From Scribbles to Symbols: Investigating the Development of Representational Competence

Organizers: Nathaniel Grove, Department of Chemistry and Biochemistry, University of North Carolina Wilmington, 601 S. College Road, Wilmington, NC 28403, tel: (513) 593-0341, Email:, and Sonia Miller Underwood, Department of Chemistry, Clemson University, Clemson, SC 29634, Email:

The “From Scribbles to Symbols: Investigating the Development of Representational Competence” symposium was held during the 241st American Chemical Society National Meeting in Anaheim, California. The symposium highlighted issues of consequence to all chemists – namely, students’ use of symbolic representations during their study of chemistry and the creation/assessment of instructional materials that may help chemistry students develop more robust understandings of how, when, and why to use such representations.

Joel Russell of Oakland University kicked the session off by describing a series of computer-based visualization tools that were developed specifically for first-year chemistry students. These tools incorporated both simulations of molecular motion with more traditional pen-and-paper activities and were found to be effective in helping students develop a better understanding of particulate-level phenomena. The first-year experience was also the subject of Sean Madden’s presentation. Currently at Greeley West High School, Sean talked about the results of a qualitative research study that sought to understand students’ use of representations as they solved ideal gas problems. The results suggested that both beginning and advanced chemistry students gravitated towards a single representational model; however, the more advanced students were more likely to use this preferred representation as a heuristic when presented with other, less familiar representations. Sonia Miller Underwood from Clemson University closed out the first half of the session by presenting her work on students’ use of Lewis structures. According to her research, many general and organic chemistry students do not recognize the importance of using Lewis structures nor the information that can be derived from their use. To help combat these issues, Sonia reported on the use of a new general chemistry curriculum – Chemistry, Life, the Universe, and Everything (CLUE). Her results showed that as opposed to students enrolled in a traditional general chemistry course, students taught using the CLUE curriculum were not only better equipped to create Lewis structures but had a much more realistic understanding of how they can be used.

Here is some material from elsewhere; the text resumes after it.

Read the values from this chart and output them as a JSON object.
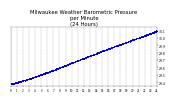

The second half of the symposium began with a presentation from Basil Naah of Middle Tennessee State University. Basil expounded upon a mixed-methods study he conducted to identify students’ misconceptions about dissolving ionic compounds in water. Specifically, it was noted that many students felt the water reacted with the ionic salt through a double displacement-type process to form a metal oxide and an acid, that polyatomic ions dissociate into individual atoms, and that ionic salts dissolve as neutral ion-pairs in water. Robert Kojima from the University of California, Los Angeles presented a computer-based chemical nomenclature system used at two community colleges in the Los Angeles area. The system was created to be individually adaptive, and Robert presented specific information about the computer algorithm designed to drive the system. Finally, Nathaniel Grove from the University of North Carolina Wilmington talked about the use of embodied cognition to enhance the learning of organic chemistry mechanisms and the curved-arrow notation. The research utilized BeSocratic, a system designed to combine gesture with graphically-based prompts and individualized feedback, and asked students to complete two, 20-minute activities during their study of the material. Results documented a dramatic increase in the ability of students using the BeSocratic system to solve both near and far transfer tasks and in the number actually using mechanisms in comparison to students in a control group.